One way to view this news is that the increased attention has two elements. First, Boeing is working very hard to identify and resolve all quality and reliability issues as fast as possible. Second, they are spending money they most likely (I do not know for sure) would not have spent over the next six months.
The Dreamliner is an expensive and low production volume product. Unlike game consoles (see Playstation launch failures noticed article) stocked and sold for the holidays, the Dreamliner’s early units provide information immediately useful to prevent future early life failures. Correcting design or production faults while the aircraft prior to shipment to a customer is less expensive than repairs of aircraft already in service. The number of aircraft at risk for a newly identified failure mechanism is limited by the production to date. Game consoles may have a million systems in boxes in stores or customers homes before the first new failure mechanism reveals a major portion of the units are likely to fail.
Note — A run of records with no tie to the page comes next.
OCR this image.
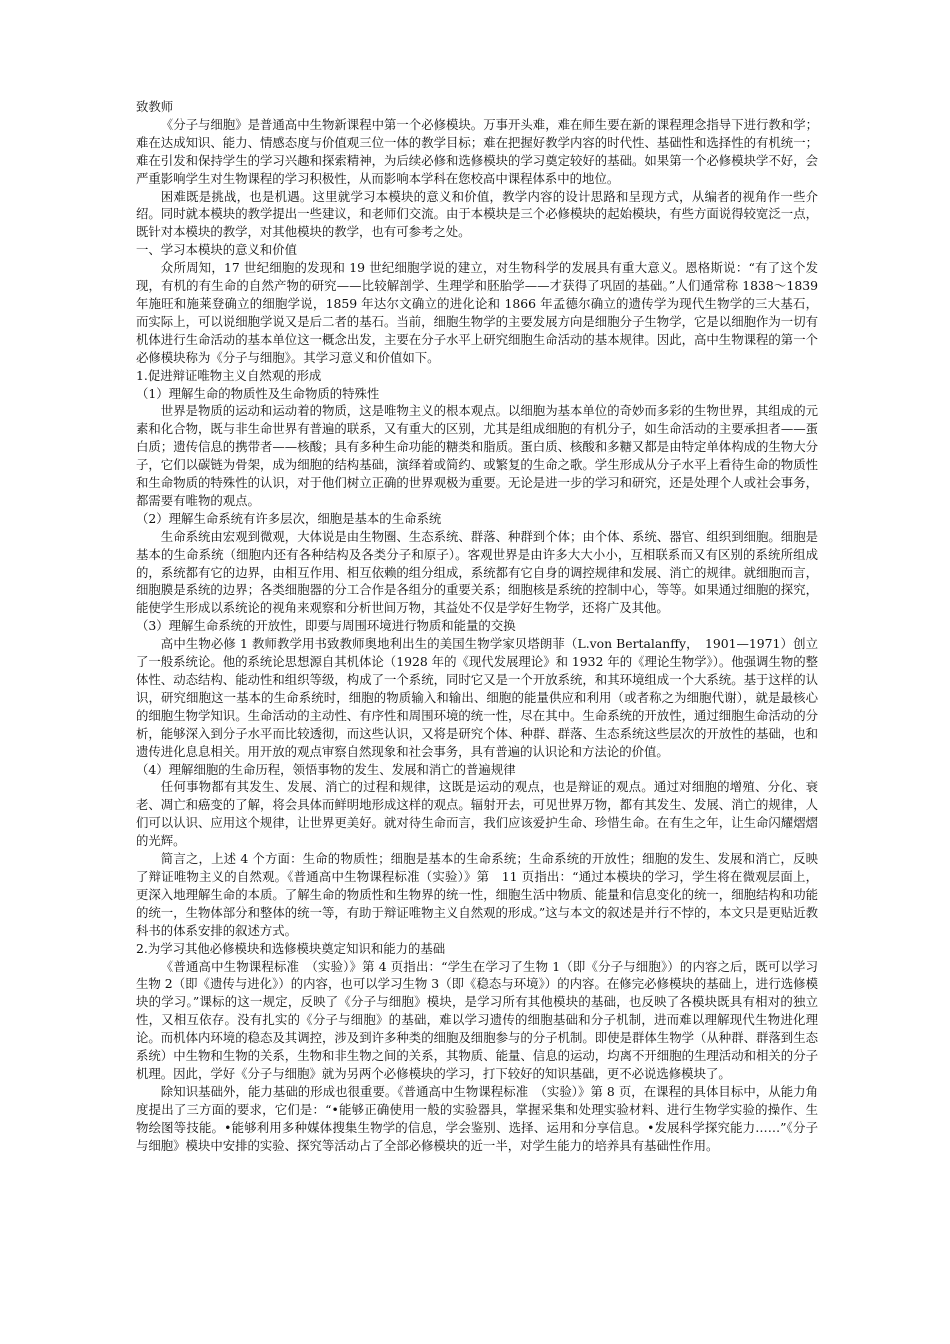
致教师

《分子与细胞》是普通高中生物新课程中第一个必修模块。万事开头难，难在师生要在新的课程理念指导下进行教和学；难在达成知识、能力、情感态度与价值观三位一体的教学目标；难在把握好教学内容的时代性、基础性和选择性的有机统一；难在引发和保持学生的学习兴趣和探索精神，为后续必修和选修模块的学习奠定较好的基础。如果第一个必修模块学不好，会严重影响学生对生物课程的学习积极性，从而影响本学科在您校高中课程体系中的地位。

困难既是挑战，也是机遇。这里就学习本模块的意义和价值，教学内容的设计思路和呈现方式，从编者的视角作一些介绍。同时就本模块的教学提出一些建议，和老师们交流。由于本模块是三个必修模块的起始模块，有些方面说得较宽泛一点，既针对本模块的教学，对其他模块的教学，也有可参考之处。

一、学习本模块的意义和价值

众所周知，17 世纪细胞的发现和 19 世纪细胞学说的建立，对生物科学的发展具有重大意义。恩格斯说：“有了这个发现，有机的有生命的自然产物的研究——比较解剖学、生理学和胚胎学——才获得了巩固的基础。”人们通常称 1838～1839 年施旺和施莱登确立的细胞学说，1859 年达尔文确立的进化论和 1866 年孟德尔确立的遗传学为现代生物学的三大基石，而实际上，可以说细胞学说又是后二者的基石。当前，细胞生物学的主要发展方向是细胞分子生物学，它是以细胞作为一切有机体进行生命活动的基本单位这一概念出发，主要在分子水平上研究细胞生命活动的基本规律。因此，高中生物课程的第一个必修模块称为《分子与细胞》。其学习意义和价值如下。

1.促进辩证唯物主义自然观的形成

（1）理解生命的物质性及生命物质的特殊性

世界是物质的运动和运动着的物质，这是唯物主义的根本观点。以细胞为基本单位的奇妙而多彩的生物世界，其组成的元素和化合物，既与非生命世界有普遍的联系，又有重大的区别，尤其是组成细胞的有机分子，如生命活动的主要承担者——蛋白质；遗传信息的携带者——核酸；具有多种生命功能的糖类和脂质。蛋白质、核酸和多糖又都是由特定单体构成的生物大分子，它们以碳链为骨架，成为细胞的结构基础，演绎着或简约、或繁复的生命之歌。学生形成从分子水平上看待生命的物质性和生命物质的特殊性的认识，对于他们树立正确的世界观极为重要。无论是进一步的学习和研究，还是处理个人或社会事务，都需要有唯物的观点。

（2）理解生命系统有许多层次，细胞是基本的生命系统

生命系统由宏观到微观，大体说是由生物圈、生态系统、群落、种群到个体；由个体、系统、器官、组织到细胞。细胞是基本的生命系统（细胞内还有各种结构及各类分子和原子）。客观世界是由许多大大小小，互相联系而又有区别的系统所组成的，系统都有它的边界，由相互作用、相互依赖的组分组成，系统都有它自身的调控规律和发展、消亡的规律。就细胞而言，细胞膜是系统的边界；各类细胞器的分工合作是各组分的重要关系；细胞核是系统的控制中心，等等。如果通过细胞的探究，能使学生形成以系统论的视角来观察和分析世间万物，其益处不仅是学好生物学，还将广及其他。

（3）理解生命系统的开放性，即要与周围环境进行物质和能量的交换

高中生物必修 1 教师教学用书致教师奥地利出生的美国生物学家贝塔朗菲（L.von Bertalanffy，　1901—1971）创立了一般系统论。他的系统论思想源自其机体论（1928 年的《现代发展理论》和 1932 年的《理论生物学》）。他强调生物的整体性、动态结构、能动性和组织等级，构成了一个系统，同时它又是一个开放系统，和其环境组成一个大系统。基于这样的认识，研究细胞这一基本的生命系统时，细胞的物质输入和输出、细胞的能量供应和利用（或者称之为细胞代谢），就是最核心的细胞生物学知识。生命活动的主动性、有序性和周围环境的统一性，尽在其中。生命系统的开放性，通过细胞生命活动的分析，能够深入到分子水平而比较透彻，而这些认识，又将是研究个体、种群、群落、生态系统这些层次的开放性的基础，也和遗传进化息息相关。用开放的观点审察自然现象和社会事务，具有普遍的认识论和方法论的价值。

（4）理解细胞的生命历程，领悟事物的发生、发展和消亡的普遍规律

任何事物都有其发生、发展、消亡的过程和规律，这既是运动的观点，也是辩证的观点。通过对细胞的增殖、分化、衰老、凋亡和癌变的了解，将会具体而鲜明地形成这样的观点。辐射开去，可见世界万物，都有其发生、发展、消亡的规律，人们可以认识、应用这个规律，让世界更美好。就对待生命而言，我们应该爱护生命、珍惜生命。在有生之年，让生命闪耀熠熠的光辉。

简言之，上述 4 个方面：生命的物质性；细胞是基本的生命系统；生命系统的开放性；细胞的发生、发展和消亡，反映了辩证唯物主义的自然观。《普通高中生物课程标准（实验）》第　11 页指出：“通过本模块的学习，学生将在微观层面上，更深入地理解生命的本质。了解生命的物质性和生物界的统一性，细胞生活中物质、能量和信息变化的统一，细胞结构和功能的统一，生物体部分和整体的统一等，有助于辩证唯物主义自然观的形成。”这与本文的叙述是并行不悖的，本文只是更贴近教科书的体系安排的叙述方式。

2.为学习其他必修模块和选修模块奠定知识和能力的基础

《普通高中生物课程标准　（实验）》第 4 页指出：“学生在学习了生物 1（即《分子与细胞》）的内容之后，既可以学习生物 2（即《遗传与进化》）的内容，也可以学习生物 3（即《稳态与环境》）的内容。在修完必修模块的基础上，进行选修模块的学习。”课标的这一规定，反映了《分子与细胞》模块，是学习所有其他模块的基础，也反映了各模块既具有相对的独立性，又相互依存。没有扎实的《分子与细胞》的基础，难以学习遗传的细胞基础和分子机制，进而难以理解现代生物进化理论。而机体内环境的稳态及其调控，涉及到许多种类的细胞及细胞参与的分子机制。即使是群体生物学（从种群、群落到生态系统）中生物和生物的关系，生物和非生物之间的关系，其物质、能量、信息的运动，均离不开细胞的生理活动和相关的分子机理。因此，学好《分子与细胞》就为另两个必修模块的学习，打下较好的知识基础，更不必说选修模块了。

除知识基础外，能力基础的形成也很重要。《普通高中生物课程标准　（实验）》第 8 页，在课程的具体目标中，从能力角度提出了三方面的要求，它们是：“•能够正确使用一般的实验器具，掌握采集和处理实验材料、进行生物学实验的操作、生物绘图等技能。•能够利用多种媒体搜集生物学的信息，学会鉴别、选择、运用和分享信息。•发展科学探究能力……”《分子与细胞》模块中安排的实验、探究等活动占了全部必修模块的近一半，对学生能力的培养具有基础性作用。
The exposure of units likely to fail is not as large for aircraft.
Publicity and its Benefits
Boeing is claiming they can find and resolve reliability issues over the next six months that will bring the Dreamliner’s reliability up to the existing 777’s reliability. This illustrates Boeings (or anyone’s) ability to quickly find and resolve reliability issues with a limited number of production units. The advantage is in six months they claim they can replicate the work that the older unit accomplished over many years. The focus is benefiting Boeing and their customers. Over the next few years, Boeing expects to continue to benefit from a rapidly improved fleet reliability.
Improving product reliability internally
In my experience, I’ve seen other expensive, low volume benefit from the early and intensive attention to any field failure. In the groups that benefit the most, they dedicated key design and operations engineers to rapidly solve even minor issues. The ability to drive down the failure rate faster and possibly to a lower rate than achieved without the early attention provides value to all involved.
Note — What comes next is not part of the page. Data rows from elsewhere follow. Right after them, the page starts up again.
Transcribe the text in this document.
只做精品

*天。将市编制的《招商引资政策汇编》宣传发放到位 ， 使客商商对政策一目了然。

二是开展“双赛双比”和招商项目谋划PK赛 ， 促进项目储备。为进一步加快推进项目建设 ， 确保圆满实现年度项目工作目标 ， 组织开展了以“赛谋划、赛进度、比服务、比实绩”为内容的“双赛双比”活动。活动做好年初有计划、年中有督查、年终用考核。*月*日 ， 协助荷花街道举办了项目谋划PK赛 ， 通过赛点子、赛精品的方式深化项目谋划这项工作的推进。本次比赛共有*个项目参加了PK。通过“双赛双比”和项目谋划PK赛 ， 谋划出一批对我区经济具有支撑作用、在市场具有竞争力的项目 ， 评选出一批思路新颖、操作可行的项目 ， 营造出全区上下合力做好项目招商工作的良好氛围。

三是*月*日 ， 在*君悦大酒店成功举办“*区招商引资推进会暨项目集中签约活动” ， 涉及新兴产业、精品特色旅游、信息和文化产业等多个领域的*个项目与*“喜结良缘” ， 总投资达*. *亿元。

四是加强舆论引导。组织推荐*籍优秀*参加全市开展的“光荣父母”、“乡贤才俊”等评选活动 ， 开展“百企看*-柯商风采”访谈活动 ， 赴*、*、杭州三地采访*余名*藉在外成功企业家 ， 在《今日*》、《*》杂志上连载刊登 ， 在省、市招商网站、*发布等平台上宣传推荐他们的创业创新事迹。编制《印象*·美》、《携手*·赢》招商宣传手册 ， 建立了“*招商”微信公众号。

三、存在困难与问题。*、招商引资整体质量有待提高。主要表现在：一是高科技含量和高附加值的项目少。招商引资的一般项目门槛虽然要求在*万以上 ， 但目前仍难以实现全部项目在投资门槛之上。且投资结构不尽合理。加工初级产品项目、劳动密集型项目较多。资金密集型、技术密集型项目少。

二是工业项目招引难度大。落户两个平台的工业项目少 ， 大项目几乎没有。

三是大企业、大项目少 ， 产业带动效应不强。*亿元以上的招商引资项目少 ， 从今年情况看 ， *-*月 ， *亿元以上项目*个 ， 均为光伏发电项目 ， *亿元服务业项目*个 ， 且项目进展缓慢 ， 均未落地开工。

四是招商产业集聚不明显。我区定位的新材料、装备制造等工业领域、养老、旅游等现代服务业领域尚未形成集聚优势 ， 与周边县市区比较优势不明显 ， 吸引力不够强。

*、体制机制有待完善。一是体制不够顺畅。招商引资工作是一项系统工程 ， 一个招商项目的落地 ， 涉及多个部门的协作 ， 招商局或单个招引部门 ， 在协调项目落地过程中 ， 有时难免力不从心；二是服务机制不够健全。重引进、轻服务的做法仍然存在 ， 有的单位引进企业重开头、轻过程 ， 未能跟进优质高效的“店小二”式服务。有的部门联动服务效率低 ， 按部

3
The second result of the media attention is the (possibly) increased cost to staff support and design teams to resolve problems quickly. Boeing and other product development teams understand a new design will have early problems.
Lack of time and money
Most organizations quickly shift design teams to the next project and let the operations team resolve field issues. By having to divert additional resources to resolve field issues appears expensive. The new product does not have the staffing to make the expected progress. Plus the heightened awareness of any quality and reliability issue requires additional work to resolve. When time is a factor, as with the Dreamliner at this point, costs increases and parts are expedited, existing inventories are scrapped, etc. The additional cost is an investment and has two district benefits. The first is the public relations message that Boeing is (now) serious about improving the Dreamliner’s reliability. Second, Boeing has to maintain customer confidence and satisfaction that the aircraft’s reliability will actually improve. The loss of customer confidence may lead to reduced sales and tarnish the companies brand image.
Maintaining the brand
The additional cost is an investment and has two district benefits. The first is the public relations message that Boeing is (now) serious about improving the Dreamliner’s reliability. Second, Boeing has to maintain customer confidence and satisfaction that the aircraft’s reliability will actually improve. The loss of customer confidence may lead to reduced sales and tarnish the companies brand image.
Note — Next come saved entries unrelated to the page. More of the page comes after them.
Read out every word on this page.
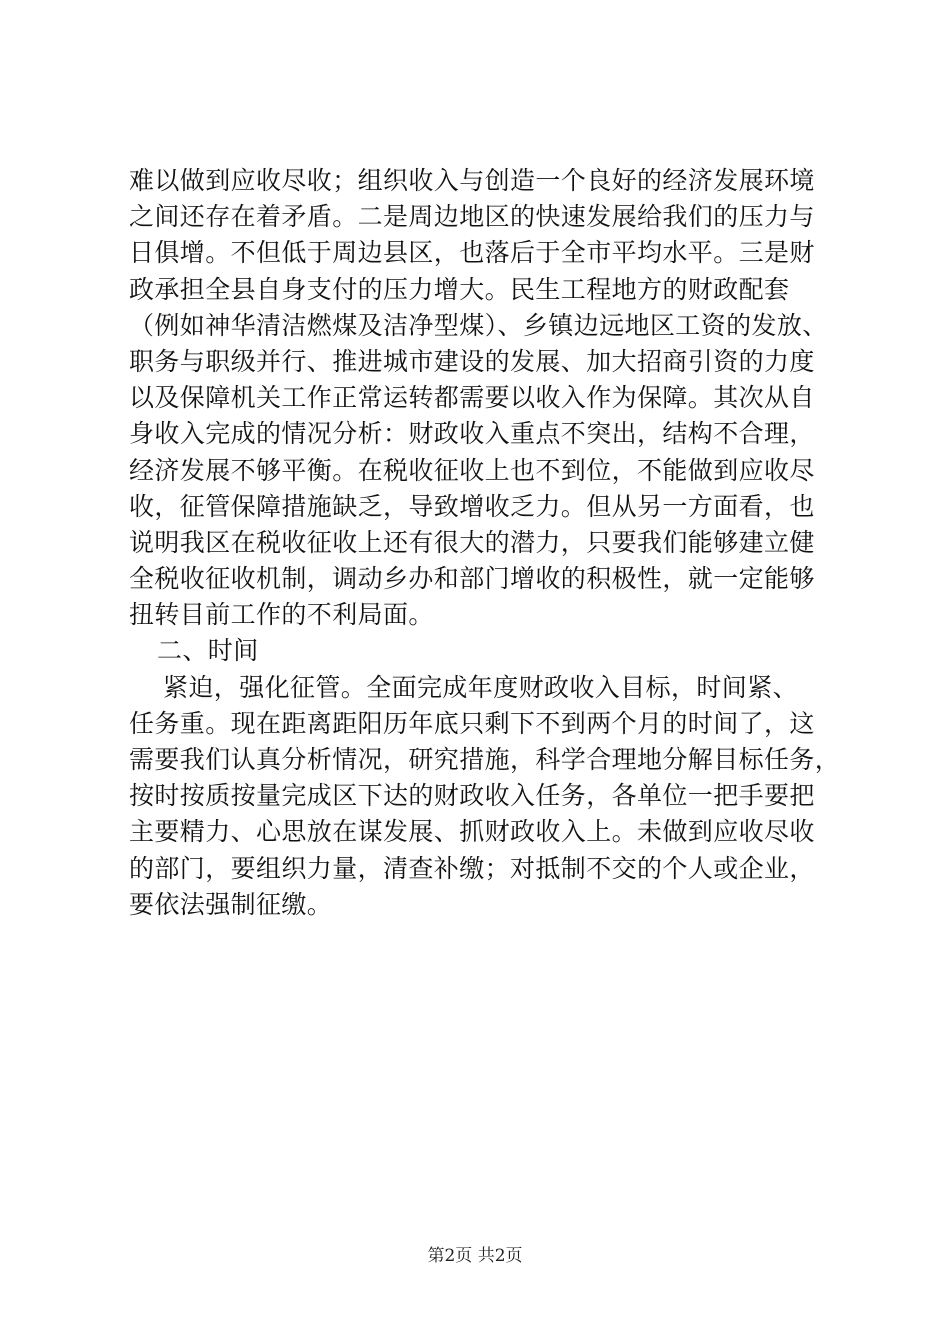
难以做到应收尽收；组织收入与创造一个良好的经济发展环境
之间还存在着矛盾。二是周边地区的快速发展给我们的压力与
日俱增。不但低于周边县区，也落后于全市平均水平。三是财
政承担全县自身支付的压力增大。民生工程地方的财政配套
（例如神华清洁燃煤及洁净型煤）、乡镇边远地区工资的发放、
职务与职级并行、推进城市建设的发展、加大招商引资的力度
以及保障机关工作正常运转都需要以收入作为保障。其次从自
身收入完成的情况分析：财政收入重点不突出，结构不合理，
经济发展不够平衡。在税收征收上也不到位，不能做到应收尽
收，征管保障措施缺乏，导致增收乏力。但从另一方面看，也
说明我区在税收征收上还有很大的潜力，只要我们能够建立健
全税收征收机制，调动乡办和部门增收的积极性，就一定能够
扭转目前工作的不利局面。
二、时间
紧迫，强化征管。全面完成年度财政收入目标，时间紧、
任务重。现在距离距阳历年底只剩下不到两个月的时间了，这
需要我们认真分析情况，研究措施，科学合理地分解目标任务，
按时按质按量完成区下达的财政收入任务，各单位一把手要把
主要精力、心思放在谋发展、抓财政收入上。未做到应收尽收
的部门，要组织力量，清查补缴；对抵制不交的个人或企业，
要依法强制征缴。
第2页 共2页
Why we invest in reliability
Design teams do not, in my experience, plan on increasing management attention with burning batteries or other field failures. Design teams work very hard to avoid or minimize field failures from the first production unit. Today’s products continue to experience early production related failures. A hallmark of organizations with great reliability programs, even in the absence of heightened media attention, dedicate resources from the design team to rapidly reduce field failure rates during the early production phase. The investment continues to have value.